Éruption massive en Islande : le volcan près de Grindavik s’éveille
Lundi soir, l'Islande a été le théâtre de sa quatrième éruption volcanique en deux ans, cette fois-ci au sud de Reykjavik, la capitale. Que peut-on attendre des conséquences de cette éruption ?
TL;DR
- Une éruption volcanique a débuté en Islande, la quatrième en deux ans.
- L’éruption a été précédée d’une intense activité sismique.
- Aucune perturbation majeure n’a été signalée pour le moment.
Un nouveau réveil volcanique en Islande
Lundi soir, un spectacle impressionnant a émergé du sol islandais : une éruption volcanique, la quatrième en l’espace de deux ans, a éclaté au sud de la capitale, Reykjavik. Cette région a été le théâtre d’une activité sismique particulièrement intense depuis le début du mois de novembre, d’après l’institut météorologique islandais (IMO).
Des signes précurseurs
Le phénomène a débuté à quelques kilomètres au nord-est de Grindavík, une petite localité située non loin du volcan. L’IMO a rapidement alerté la population et les autorités, faisant passer le code couleur de l’aviation à rouge avant de le réajuster à l’orange, signe que le nuage de cendres était absent. Ce déclenchement a été précédé d’un tremblement de terre d’une magnitude notable survenu vers 21h.

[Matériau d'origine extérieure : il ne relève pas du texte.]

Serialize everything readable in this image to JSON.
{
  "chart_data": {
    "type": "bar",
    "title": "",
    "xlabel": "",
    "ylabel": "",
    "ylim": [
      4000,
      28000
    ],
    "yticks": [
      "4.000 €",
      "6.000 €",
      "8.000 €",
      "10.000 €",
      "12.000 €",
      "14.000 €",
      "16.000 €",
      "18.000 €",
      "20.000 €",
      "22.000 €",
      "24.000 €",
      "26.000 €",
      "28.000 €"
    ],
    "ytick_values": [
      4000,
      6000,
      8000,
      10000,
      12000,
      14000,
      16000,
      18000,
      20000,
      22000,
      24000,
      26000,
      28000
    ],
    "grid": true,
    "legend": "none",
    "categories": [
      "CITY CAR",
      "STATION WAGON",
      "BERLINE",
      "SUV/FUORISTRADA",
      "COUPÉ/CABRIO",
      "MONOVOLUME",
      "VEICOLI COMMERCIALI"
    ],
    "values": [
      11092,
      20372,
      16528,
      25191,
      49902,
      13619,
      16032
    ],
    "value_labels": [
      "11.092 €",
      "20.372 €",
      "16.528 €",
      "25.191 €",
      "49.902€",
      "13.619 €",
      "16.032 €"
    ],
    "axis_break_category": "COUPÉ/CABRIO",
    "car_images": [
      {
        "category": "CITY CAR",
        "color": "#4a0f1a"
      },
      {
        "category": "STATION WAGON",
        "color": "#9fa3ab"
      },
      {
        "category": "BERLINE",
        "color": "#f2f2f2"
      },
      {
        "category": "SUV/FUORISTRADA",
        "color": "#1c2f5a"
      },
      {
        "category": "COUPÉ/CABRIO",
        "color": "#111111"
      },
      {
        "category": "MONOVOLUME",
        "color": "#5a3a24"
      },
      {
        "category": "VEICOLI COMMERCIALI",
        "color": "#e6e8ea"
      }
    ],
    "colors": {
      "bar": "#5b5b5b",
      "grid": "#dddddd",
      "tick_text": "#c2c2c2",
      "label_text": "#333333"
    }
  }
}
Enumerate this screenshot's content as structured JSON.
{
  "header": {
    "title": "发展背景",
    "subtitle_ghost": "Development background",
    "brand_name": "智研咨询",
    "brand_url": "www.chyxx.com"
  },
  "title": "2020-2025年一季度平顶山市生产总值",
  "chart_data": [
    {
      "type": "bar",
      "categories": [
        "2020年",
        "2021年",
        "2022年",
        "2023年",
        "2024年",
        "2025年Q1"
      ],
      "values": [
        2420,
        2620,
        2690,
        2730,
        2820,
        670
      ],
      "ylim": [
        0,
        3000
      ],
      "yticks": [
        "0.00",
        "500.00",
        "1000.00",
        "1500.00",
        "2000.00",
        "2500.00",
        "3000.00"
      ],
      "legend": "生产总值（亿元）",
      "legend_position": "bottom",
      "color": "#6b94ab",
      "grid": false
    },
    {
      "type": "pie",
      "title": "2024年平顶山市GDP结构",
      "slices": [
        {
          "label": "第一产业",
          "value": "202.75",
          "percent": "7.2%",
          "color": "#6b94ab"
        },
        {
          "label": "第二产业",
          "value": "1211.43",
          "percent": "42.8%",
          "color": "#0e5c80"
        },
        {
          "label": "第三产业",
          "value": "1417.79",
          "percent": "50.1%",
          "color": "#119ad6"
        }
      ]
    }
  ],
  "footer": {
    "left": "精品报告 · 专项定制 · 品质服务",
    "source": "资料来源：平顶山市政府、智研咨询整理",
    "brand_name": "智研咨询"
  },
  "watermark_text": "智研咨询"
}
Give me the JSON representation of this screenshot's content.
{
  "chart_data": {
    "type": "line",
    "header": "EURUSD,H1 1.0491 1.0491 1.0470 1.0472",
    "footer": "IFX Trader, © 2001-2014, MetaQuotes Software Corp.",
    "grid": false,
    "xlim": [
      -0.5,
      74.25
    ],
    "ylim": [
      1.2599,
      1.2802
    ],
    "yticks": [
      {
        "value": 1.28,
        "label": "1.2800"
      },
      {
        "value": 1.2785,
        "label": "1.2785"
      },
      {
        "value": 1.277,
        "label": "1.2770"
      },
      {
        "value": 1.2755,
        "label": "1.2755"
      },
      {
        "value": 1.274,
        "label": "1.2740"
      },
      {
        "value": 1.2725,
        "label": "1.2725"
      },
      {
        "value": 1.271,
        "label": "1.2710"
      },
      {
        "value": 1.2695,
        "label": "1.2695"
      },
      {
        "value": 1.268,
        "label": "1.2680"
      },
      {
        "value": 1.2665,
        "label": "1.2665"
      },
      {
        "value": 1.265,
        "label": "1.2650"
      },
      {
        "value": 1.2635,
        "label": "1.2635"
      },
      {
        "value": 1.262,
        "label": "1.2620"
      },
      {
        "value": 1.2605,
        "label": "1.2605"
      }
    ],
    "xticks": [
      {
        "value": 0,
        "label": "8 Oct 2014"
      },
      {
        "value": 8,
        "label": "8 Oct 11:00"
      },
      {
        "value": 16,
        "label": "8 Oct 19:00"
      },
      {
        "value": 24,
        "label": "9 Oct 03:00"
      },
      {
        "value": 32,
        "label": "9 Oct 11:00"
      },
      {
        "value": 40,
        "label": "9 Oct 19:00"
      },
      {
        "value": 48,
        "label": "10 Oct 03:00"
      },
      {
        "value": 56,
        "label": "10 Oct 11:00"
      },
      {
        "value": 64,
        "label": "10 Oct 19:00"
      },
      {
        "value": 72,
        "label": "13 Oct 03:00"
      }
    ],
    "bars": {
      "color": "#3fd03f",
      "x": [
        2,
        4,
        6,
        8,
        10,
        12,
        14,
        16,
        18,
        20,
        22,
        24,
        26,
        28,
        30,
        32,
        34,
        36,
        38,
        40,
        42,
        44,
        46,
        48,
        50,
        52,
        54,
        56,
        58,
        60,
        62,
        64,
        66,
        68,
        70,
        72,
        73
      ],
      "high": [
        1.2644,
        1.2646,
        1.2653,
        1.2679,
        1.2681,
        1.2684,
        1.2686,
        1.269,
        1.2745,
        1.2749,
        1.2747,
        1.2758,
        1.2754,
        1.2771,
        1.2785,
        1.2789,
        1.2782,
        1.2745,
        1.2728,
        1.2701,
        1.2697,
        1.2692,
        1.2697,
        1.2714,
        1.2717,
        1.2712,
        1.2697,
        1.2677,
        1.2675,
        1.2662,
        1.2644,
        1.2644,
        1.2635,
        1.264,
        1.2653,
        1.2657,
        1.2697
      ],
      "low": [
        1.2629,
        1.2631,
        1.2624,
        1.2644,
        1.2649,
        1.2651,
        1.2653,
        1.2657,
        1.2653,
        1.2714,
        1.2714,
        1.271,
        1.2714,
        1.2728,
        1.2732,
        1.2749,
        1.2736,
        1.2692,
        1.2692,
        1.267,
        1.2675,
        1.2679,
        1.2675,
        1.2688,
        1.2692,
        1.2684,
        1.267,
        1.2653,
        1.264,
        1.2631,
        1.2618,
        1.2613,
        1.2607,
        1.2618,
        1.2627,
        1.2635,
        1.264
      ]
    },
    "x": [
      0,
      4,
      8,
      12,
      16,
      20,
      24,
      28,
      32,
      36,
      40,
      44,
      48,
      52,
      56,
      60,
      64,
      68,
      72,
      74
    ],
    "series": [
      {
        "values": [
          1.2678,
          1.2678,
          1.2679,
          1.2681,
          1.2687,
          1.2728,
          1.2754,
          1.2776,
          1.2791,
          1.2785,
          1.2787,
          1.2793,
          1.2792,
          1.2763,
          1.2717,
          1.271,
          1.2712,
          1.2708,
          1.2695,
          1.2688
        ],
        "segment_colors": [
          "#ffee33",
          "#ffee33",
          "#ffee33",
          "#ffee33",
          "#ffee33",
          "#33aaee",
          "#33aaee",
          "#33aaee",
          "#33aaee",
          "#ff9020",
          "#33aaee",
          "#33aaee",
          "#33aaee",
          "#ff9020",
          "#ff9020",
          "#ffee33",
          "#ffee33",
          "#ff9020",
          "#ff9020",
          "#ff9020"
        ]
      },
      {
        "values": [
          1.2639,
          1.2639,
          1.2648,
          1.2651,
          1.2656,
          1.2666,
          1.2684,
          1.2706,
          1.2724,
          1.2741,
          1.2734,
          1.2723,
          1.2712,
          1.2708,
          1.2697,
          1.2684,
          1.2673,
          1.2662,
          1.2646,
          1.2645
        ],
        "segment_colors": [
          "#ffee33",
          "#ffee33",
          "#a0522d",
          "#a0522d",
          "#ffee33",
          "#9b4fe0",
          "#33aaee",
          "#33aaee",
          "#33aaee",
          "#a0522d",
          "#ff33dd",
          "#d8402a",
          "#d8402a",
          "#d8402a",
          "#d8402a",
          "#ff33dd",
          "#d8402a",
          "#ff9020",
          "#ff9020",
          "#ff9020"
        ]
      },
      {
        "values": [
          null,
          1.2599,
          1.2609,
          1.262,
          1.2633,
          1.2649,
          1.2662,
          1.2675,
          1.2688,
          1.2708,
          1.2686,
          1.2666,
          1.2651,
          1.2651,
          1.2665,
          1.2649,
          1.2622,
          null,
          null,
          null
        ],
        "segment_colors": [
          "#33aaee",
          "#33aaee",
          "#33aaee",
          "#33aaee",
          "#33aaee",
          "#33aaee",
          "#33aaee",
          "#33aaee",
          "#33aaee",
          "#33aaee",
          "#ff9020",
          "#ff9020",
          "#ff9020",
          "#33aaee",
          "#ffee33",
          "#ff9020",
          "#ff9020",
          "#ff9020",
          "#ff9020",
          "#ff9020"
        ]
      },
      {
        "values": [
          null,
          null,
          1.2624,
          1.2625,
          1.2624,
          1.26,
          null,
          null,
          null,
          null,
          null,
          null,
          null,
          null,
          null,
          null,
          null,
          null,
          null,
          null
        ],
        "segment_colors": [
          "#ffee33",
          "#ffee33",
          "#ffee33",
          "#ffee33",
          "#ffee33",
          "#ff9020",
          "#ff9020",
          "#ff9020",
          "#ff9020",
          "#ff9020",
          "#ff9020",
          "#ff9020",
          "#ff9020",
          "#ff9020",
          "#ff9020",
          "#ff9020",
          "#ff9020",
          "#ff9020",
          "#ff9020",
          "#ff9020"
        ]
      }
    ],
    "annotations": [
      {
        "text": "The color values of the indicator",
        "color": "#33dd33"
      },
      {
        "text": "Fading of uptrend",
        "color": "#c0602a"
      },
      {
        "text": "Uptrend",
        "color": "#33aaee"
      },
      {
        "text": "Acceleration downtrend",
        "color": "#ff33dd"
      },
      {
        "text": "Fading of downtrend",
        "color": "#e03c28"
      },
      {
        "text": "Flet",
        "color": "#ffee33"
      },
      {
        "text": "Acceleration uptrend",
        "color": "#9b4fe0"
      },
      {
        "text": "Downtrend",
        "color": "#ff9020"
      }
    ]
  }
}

« Ce n’est pas une éruption touristique et vous devez l’observer de très loin », a prévenu Vídir Reynisson, chef de la protection civile et de la gestion des urgences en Islande, sur la chaîne publique locale RUV.
Une éruption majeure sans conséquences immédiates
Aucune perturbation majeure n’a été signalée pour le moment. L’aéroport de Keflavik, le principal du pays, reste opérationnel, malgré une grève des contrôleurs aériens prévue ce mardi. La police locale a également assuré que la population ne courrait pas de danger dans l’état actuel de l’éruption.
Une population préparée
Il convient de rappeler que les habitants de Grindavík, un pittoresque village de 4000 habitants, avaient été évacués par précaution le 11 novembre, suite à la déclaration de l’état d’urgence. Depuis, ils n’ont eu l’autorisation de rentrer chez eux qu’à certaines heures du jour.
La Première ministre, Katrín Jakobsdóttir, a récemment déclaré lors d’une conférence de presse que « aucun pays n’est mieux préparé aux catastrophes naturelles que l’Islande ».
L’Islande, située sur une zone de forte activité tectonique, reste en alerte, la situation pouvant évoluer rapidement.